Through a generous gift from Daniel Revers T’89, managing partner and co-founder of ArcLight Capital Partners and a member of Tuck’s board of overseers, Tuck launched the new Revers Center for Energy, established to inspire and shape tomorrow’s leaders in energy while engaging in today’s energy economy.
Revers is a long-time supporter of Tuck, providing funding to launch the Revers Energy Initiative in 2012 which endowed the Revers Professor of Business Administration, as well as funding for the Revers Board Fellows Program and a faculty fellow.
Revers visited Tuck in October and discussed how he sees energy intersecting with Tuck now and in the future.
It’s been four years since the creation of the Revers Initiative. What has changed at Tuck since then regarding energy and the curriculum?
I think there’s a lot more interest on the part of incoming students around energy. A good cohort of people are being drawn to Tuck in part because there’s an energy initiative here, a place where they can take a deeper dive into energy. That’s very gratifying. Those people get here, and they are very active about raising awareness of energy at Tuck and Dartmouth, and they are working with alumni so they know there’s a focus on energy at Tuck. In the curriculum, we’ve developed a number of cases in the core. We’ve got a couple of energy classes now too. The next step is to develop independent studies: a framework and a network for students who want to take a very deep dive in energy, and get some firsthand experience in the field.
How do you see the Revers Center working with the new Arthur L. Irving Institute for Energy and Society at Dartmouth?
As the Institute brings in more faculty and resources, we can bring more people to Tuck, people with interesting jobs and businesses, and really have Tuck be able to tie-in to the Institute’s programming. I also want the Revers Center to feed in some of the ideas we’re working on, like a mentoring program we started where students shadow someone at an energy business.
And as you get the Thayer School involved, the Center becomes a draw to campus for recruiters who may want one MBA student and some engineering students. The bigger the attraction, the more people will come, and Tuck provides an interesting forum for people to come and have students engage with them.
How has the energy industry and market changed since the Initiative was founded in 2012?
2012 to 2016 has probably been one of the most dramatic cycles in the energy complex, really led by a massive drop in commodity prices. And if you think about energy, what goes into the wellhead really drives all the downstream activities, whether its carbon-based or renewable-based. It sets the marginal cost of pricing through the entire value chain. As we’ve had this very large upset at the wellhead, a barrel of oil went from trading as high as 140 to as low as 26. It threw the industry into disarray, creating a major reconfiguration of not only the North American flow of energy products but on a global basis.
How is the Tuck curriculum preparing students for this ever-changing energy environment?

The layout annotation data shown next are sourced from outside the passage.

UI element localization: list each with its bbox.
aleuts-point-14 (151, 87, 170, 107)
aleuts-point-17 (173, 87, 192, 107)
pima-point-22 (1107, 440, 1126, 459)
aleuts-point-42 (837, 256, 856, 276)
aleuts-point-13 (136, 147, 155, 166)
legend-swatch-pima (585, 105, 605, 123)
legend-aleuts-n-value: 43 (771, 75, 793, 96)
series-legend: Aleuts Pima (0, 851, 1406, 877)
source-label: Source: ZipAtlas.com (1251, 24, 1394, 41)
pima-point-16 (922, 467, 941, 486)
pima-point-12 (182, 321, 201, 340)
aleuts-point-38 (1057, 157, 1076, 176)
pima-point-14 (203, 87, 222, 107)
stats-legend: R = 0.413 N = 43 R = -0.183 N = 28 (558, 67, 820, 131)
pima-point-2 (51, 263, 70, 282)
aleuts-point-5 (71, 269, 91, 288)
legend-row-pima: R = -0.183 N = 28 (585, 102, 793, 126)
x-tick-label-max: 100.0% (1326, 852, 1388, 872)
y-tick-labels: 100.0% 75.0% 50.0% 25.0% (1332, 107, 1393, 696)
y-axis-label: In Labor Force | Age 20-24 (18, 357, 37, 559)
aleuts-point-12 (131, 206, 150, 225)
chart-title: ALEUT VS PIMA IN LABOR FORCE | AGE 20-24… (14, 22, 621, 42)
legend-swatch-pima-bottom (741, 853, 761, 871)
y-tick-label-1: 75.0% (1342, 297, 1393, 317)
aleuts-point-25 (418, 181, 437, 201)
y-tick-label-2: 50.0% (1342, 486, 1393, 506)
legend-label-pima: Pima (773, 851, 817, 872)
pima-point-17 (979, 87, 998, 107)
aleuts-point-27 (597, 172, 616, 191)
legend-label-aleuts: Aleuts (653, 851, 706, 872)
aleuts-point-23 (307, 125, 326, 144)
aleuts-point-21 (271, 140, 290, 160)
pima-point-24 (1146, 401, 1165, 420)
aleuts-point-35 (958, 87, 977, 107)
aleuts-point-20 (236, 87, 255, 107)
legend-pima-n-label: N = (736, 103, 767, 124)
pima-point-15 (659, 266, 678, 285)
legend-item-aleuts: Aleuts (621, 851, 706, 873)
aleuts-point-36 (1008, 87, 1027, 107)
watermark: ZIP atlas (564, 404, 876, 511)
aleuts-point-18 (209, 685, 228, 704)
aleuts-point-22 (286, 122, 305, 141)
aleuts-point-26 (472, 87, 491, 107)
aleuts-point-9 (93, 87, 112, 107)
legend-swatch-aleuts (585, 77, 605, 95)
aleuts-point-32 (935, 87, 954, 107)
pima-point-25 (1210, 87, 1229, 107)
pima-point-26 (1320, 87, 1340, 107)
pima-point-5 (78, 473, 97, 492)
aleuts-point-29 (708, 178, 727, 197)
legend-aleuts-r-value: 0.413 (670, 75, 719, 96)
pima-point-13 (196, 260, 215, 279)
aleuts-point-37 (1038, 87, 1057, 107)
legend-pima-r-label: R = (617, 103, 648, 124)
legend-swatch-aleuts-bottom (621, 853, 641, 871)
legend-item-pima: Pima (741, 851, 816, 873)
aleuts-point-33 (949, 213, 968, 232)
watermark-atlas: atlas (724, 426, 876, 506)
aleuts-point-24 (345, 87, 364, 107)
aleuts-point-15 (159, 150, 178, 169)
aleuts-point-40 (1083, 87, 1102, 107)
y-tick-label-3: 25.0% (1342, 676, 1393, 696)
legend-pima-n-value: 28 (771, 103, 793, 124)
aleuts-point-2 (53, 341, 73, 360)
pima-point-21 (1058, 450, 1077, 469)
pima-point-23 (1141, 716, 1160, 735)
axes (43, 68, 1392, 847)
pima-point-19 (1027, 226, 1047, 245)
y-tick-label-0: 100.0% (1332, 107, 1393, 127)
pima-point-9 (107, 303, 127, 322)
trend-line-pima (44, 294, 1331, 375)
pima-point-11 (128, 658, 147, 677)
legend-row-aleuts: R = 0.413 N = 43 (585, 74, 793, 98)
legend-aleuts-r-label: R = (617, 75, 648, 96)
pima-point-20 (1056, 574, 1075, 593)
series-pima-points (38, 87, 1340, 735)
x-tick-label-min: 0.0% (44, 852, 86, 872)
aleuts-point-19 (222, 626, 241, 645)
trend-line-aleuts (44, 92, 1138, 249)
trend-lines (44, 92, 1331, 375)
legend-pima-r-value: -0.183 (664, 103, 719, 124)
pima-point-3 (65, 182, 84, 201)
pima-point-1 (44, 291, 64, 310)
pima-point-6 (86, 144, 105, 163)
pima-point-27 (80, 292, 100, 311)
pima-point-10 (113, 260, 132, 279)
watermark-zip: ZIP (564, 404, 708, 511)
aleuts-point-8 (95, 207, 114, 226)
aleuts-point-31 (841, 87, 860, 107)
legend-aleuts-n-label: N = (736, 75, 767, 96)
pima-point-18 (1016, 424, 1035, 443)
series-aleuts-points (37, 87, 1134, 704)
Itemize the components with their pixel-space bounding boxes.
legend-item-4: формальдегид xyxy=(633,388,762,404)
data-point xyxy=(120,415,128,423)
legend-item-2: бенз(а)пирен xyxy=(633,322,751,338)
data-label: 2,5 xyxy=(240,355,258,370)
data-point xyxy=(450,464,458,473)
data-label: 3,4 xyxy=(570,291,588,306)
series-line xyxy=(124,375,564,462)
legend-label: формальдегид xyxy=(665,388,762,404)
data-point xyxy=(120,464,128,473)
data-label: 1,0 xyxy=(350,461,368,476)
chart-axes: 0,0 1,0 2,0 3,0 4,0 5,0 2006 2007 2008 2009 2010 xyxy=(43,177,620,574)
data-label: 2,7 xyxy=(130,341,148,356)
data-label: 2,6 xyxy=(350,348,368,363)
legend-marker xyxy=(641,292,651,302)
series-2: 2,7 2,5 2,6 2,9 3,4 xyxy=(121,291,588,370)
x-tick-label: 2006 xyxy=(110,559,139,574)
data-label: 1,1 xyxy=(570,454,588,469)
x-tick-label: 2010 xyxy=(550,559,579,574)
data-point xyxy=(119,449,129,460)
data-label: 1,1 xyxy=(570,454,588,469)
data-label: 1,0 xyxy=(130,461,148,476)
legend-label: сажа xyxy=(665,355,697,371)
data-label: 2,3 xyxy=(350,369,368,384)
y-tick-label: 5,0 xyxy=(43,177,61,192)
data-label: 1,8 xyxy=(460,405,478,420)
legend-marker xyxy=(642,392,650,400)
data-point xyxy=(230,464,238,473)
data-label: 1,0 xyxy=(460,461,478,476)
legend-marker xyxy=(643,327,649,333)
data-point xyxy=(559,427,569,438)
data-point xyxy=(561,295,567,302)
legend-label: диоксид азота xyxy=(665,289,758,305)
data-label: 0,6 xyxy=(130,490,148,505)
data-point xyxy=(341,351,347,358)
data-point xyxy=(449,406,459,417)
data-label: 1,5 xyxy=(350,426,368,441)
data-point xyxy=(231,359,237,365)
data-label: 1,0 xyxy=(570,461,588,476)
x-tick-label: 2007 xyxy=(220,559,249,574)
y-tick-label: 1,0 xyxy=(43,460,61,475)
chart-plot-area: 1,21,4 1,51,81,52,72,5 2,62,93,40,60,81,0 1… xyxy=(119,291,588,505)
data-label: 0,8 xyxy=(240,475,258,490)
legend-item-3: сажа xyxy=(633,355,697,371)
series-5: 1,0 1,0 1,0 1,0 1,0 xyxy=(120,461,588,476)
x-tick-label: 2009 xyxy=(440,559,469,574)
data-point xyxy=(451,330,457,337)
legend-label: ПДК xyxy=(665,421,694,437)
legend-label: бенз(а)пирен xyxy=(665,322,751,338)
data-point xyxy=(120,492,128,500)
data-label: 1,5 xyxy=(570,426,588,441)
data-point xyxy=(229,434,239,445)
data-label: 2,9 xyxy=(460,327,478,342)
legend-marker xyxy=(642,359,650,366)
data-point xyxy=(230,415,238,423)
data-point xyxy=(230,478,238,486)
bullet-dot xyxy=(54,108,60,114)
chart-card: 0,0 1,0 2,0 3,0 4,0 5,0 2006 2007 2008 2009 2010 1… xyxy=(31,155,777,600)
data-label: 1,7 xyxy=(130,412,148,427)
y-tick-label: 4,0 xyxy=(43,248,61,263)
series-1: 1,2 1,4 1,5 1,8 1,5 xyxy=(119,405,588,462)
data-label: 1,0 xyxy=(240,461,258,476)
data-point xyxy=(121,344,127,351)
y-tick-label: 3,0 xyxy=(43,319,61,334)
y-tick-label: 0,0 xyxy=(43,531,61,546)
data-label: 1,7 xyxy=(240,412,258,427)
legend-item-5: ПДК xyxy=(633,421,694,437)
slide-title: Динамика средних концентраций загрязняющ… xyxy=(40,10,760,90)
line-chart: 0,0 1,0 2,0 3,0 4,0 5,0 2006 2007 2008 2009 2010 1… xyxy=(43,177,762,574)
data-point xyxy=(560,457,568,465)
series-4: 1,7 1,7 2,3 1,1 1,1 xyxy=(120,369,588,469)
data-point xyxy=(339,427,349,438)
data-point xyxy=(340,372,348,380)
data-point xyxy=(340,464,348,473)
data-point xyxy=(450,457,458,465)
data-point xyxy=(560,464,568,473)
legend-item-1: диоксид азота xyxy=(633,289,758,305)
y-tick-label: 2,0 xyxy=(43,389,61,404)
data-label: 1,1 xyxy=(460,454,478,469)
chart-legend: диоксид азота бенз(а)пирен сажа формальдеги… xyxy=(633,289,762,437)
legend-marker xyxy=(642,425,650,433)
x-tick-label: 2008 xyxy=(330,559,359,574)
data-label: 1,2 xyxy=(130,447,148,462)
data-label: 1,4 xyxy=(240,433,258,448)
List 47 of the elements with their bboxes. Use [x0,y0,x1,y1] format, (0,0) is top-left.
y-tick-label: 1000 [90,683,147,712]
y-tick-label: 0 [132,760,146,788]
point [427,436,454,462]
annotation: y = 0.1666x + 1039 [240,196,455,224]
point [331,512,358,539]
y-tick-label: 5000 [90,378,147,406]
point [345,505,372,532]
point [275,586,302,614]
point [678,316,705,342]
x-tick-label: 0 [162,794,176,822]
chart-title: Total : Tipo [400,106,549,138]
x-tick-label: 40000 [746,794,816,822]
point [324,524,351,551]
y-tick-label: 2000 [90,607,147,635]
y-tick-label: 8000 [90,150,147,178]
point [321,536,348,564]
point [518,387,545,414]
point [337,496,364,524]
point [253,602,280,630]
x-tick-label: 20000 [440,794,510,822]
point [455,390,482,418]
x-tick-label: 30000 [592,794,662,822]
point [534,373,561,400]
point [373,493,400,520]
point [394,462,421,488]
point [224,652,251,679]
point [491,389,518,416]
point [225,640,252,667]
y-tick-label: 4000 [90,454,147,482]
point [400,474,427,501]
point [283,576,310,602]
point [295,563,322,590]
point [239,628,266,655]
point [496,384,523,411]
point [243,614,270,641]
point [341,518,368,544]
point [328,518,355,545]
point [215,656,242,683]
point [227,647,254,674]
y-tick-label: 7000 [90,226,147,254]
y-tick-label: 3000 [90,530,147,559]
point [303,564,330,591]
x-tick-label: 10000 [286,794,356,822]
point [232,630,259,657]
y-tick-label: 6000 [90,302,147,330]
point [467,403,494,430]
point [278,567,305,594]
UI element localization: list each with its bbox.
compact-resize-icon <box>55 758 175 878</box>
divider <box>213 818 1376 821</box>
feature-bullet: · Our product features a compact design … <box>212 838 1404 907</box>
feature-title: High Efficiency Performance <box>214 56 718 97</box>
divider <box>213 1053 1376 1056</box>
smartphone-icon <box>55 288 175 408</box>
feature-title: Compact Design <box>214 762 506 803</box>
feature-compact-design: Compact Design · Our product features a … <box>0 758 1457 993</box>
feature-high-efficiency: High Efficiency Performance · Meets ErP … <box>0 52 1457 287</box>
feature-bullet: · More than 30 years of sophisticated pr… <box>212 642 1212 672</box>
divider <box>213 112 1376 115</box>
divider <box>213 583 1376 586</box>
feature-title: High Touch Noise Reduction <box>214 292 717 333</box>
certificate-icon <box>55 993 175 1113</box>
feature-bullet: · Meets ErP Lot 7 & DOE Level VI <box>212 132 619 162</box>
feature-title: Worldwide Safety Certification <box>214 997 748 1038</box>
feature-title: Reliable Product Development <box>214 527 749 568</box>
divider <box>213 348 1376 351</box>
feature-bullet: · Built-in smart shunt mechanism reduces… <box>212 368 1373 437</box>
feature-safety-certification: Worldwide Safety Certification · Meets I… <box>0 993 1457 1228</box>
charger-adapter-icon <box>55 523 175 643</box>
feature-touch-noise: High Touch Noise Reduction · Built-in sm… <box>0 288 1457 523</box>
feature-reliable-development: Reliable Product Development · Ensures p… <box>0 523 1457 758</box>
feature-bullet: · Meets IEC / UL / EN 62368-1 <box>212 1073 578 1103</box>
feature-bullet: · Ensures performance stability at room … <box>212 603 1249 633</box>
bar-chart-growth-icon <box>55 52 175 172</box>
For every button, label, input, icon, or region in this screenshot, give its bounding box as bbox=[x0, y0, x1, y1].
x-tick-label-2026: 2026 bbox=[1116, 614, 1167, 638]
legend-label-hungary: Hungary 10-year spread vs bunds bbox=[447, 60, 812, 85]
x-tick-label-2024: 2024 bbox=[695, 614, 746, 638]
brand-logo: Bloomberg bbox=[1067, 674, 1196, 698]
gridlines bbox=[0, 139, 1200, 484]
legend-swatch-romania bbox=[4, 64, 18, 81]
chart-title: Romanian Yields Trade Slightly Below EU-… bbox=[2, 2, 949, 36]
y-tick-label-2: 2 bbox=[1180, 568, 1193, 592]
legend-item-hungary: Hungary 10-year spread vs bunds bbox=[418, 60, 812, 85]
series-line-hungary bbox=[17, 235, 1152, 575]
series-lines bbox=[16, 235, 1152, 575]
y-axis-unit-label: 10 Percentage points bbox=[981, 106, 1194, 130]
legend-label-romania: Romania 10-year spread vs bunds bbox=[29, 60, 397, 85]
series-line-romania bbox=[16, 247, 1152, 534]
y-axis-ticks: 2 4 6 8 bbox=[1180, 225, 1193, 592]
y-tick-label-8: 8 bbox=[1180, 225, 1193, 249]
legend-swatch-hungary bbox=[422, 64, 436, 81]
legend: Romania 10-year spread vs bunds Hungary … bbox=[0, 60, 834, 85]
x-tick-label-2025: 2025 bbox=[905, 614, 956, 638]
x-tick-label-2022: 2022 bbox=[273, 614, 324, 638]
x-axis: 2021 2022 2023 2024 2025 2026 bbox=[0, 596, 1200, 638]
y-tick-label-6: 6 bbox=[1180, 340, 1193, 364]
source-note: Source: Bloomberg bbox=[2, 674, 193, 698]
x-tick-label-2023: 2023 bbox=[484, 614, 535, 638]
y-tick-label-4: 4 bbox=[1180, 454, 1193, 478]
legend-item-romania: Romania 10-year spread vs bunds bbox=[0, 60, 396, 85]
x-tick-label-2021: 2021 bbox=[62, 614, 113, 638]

A lot of what we put together and talked about five years ago—in terms of cases and coursework—is still relevant because we’re giving students a knowledge base and a lens to understand how the energy markets work. What’s actually going on today may be very different from the cases, but it’s still understanding the global flow. Erin Mansur, the Revers Professor of Business Administration and the faculty director of the Center, is an excellent resource for students because he has his finger on the pulse of the industry and his classes can be fairly flexible and topical.